The leader of the Indigenous People of Biafra, IPOB, Nnamdi Kanu, is to remain in the custody of the Department of State Service, (DSS) as a Federal high court in Abuja has shifted his trial on terrorism charges till November 14, 2022.
The IPOB leader lost the move to regain freedom, as the court dismissed his fresh application for bail which was filed, pending the determination of the treasonable felony charge against him by the Federal Government.
The trial was put on hold by Justice Binta Nyako who dismissed 8 out of 15 count charges brought against Kanu by the Federal Government and ordered his trial in the remaining 7 counts.

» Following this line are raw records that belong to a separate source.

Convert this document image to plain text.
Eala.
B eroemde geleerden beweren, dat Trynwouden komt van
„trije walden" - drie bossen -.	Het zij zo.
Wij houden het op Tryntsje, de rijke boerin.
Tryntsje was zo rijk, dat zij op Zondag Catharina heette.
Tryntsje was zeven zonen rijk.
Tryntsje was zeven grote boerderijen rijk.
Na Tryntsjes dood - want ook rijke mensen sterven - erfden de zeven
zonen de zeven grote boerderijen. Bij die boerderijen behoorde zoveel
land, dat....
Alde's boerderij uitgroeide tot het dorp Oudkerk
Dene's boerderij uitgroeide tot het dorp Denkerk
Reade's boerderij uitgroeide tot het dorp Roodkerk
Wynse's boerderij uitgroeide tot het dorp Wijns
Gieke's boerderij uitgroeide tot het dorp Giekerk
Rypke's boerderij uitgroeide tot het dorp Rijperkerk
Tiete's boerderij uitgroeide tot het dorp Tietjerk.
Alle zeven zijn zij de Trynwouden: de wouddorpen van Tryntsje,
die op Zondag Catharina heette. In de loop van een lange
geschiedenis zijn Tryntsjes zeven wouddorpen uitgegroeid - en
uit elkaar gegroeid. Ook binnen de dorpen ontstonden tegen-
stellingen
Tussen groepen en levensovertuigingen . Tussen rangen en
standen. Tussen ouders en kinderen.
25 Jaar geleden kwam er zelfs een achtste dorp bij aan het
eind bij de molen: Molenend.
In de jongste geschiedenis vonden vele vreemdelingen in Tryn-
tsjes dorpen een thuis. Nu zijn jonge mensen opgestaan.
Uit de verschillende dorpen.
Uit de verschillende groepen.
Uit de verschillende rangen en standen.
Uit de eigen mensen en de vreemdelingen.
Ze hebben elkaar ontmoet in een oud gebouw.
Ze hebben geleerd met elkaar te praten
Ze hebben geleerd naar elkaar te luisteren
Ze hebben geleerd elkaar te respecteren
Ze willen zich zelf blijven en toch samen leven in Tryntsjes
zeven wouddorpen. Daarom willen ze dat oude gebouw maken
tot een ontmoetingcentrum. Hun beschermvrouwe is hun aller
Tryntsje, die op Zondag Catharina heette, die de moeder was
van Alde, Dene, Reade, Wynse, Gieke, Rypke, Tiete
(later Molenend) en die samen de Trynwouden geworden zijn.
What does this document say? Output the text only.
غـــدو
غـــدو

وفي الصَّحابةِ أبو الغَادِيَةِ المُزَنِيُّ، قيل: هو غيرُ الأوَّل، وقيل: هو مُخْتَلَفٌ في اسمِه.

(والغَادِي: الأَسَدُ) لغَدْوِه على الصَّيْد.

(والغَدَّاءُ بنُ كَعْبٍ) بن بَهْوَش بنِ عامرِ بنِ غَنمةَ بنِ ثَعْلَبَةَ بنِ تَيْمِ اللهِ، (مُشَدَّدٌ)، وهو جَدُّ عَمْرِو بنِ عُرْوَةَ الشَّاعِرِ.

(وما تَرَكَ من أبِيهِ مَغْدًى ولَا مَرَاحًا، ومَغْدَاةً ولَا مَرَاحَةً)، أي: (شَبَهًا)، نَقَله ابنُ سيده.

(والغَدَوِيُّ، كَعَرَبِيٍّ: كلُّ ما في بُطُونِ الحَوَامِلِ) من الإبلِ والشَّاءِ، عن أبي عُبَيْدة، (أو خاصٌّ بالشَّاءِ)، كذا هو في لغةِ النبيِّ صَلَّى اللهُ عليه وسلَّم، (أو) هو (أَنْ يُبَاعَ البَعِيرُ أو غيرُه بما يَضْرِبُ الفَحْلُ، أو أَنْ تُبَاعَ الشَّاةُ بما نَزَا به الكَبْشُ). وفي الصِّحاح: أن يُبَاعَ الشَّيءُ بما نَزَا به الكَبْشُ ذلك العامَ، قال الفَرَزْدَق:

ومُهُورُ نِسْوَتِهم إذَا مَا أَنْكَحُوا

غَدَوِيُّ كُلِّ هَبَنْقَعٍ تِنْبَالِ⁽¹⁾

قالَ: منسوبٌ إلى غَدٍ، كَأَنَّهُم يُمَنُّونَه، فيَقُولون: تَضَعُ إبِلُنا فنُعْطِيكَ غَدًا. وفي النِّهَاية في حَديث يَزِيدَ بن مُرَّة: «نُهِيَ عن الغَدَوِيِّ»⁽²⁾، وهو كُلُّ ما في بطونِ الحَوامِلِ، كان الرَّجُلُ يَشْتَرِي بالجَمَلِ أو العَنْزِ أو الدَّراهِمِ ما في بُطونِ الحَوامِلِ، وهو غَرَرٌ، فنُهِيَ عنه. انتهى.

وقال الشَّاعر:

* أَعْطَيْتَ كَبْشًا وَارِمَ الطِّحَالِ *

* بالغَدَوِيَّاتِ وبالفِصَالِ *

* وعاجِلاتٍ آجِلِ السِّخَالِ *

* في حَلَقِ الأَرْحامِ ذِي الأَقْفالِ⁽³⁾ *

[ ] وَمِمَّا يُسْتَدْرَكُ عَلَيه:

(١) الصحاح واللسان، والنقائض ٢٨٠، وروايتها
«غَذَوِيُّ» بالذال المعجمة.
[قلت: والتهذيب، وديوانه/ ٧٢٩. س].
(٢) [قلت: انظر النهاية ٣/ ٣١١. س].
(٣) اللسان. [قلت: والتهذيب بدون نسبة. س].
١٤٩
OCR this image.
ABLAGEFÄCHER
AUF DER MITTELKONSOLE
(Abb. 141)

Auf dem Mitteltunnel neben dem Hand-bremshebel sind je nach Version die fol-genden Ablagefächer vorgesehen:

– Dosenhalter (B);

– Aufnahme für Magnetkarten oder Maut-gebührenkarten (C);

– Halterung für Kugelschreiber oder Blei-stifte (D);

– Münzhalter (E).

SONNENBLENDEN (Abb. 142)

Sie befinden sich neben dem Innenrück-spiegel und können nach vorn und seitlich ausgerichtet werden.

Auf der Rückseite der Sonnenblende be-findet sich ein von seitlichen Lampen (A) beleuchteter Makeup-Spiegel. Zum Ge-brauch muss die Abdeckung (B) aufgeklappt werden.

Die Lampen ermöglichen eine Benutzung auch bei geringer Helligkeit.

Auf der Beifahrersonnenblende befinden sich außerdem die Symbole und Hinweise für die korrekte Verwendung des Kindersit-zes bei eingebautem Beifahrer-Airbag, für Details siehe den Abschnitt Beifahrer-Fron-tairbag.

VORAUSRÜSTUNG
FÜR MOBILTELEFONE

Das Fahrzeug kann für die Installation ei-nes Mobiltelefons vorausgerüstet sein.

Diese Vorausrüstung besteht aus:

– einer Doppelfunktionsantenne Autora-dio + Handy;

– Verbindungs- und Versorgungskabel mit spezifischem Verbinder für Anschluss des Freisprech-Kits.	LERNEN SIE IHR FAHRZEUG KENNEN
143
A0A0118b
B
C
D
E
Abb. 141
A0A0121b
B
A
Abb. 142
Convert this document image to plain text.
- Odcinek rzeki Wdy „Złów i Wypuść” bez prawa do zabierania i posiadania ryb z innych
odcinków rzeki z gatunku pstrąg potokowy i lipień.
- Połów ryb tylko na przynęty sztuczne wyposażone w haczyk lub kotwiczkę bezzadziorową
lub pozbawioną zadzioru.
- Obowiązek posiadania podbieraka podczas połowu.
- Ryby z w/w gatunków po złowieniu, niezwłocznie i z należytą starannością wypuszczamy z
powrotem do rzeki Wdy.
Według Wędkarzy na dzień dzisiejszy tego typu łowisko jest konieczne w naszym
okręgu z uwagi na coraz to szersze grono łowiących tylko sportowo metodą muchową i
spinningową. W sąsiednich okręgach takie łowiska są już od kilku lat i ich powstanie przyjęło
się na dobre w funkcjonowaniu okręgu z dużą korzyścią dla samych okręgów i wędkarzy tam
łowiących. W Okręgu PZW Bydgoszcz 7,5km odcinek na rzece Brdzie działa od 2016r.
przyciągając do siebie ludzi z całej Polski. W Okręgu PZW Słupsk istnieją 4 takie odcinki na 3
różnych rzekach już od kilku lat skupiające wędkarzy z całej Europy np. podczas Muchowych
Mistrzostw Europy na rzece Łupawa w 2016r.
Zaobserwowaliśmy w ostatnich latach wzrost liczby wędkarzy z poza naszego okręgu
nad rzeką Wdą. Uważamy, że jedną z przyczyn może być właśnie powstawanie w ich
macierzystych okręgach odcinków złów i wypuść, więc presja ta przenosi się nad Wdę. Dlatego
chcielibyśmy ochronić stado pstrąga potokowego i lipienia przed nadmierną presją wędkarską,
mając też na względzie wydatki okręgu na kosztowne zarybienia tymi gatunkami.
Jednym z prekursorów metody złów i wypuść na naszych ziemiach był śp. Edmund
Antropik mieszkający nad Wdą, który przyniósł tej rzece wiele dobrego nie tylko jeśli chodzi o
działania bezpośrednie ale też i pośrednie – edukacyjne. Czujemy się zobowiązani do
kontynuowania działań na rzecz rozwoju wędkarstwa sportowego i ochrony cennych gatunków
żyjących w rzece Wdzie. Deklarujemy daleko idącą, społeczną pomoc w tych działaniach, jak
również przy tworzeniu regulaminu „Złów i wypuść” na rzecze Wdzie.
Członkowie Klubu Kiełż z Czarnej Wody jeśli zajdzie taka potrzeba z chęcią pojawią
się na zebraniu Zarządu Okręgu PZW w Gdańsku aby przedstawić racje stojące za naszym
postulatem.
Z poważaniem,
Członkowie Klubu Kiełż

At Tuesday’s proceedings, however, Kanu’s lawyer, Mike Ozekhome SAN, informed the court that his client has filed an appeal, marked CA/ABJ/CR/625/2022, at the Court of Appeal in Abuja challenging the competence of the seven counts.
He predicated his appeal on the ground that the alleged offences in the charges were committed outside the shores of Nigeria, hence, no court in the country has jurisdiction to try him.
The IPOB leader told the court that contrary to FG’s allegation that he jumped bail, he fled for his life after his home town at Afaraukwu Ibeku in Umuahia, Abia State, was invaded by soldiers, which he said led to the death of 28 persons.
While contending that he was denied a fair hearing before his bail was revoked, Kanu attached eight exhibits that included photographs, as well as an affidavit he deposed from Isreal, after he fled from the country.
Ozekhome prayed the court to stop further trial in the charges until the Court of Appeal decides the issues brought before it.
Dismissing the bail request, Justice Binta Nyako said she was not satisfied with the reason the IPOB leader gave for his failure to appear in court for the continuation of his trial.
“In fact, the sureties told the court that they did not know the whereabouts of the Defendant and even applied to be discharged from the matter.
“Therefore, Defendant was not denied a fair hearing”. She added.
the trial Justice, accordingly dismissed the application, for being an abuse of court process.
On his part, Counsel to the Federal Government, Mr David Kaswe, made spirited efforts to persuade the court to ignore the argument of Ozekhome on the ground that the Administration of Criminal Justice Act (ACJA) 2015 prohibits stay of criminal trial in the country.
Justice Nyako in a short ruling, upheld arguments of Ozekhome and shifted further trial till November 14 to await the outcome of the Court of Appeal decision.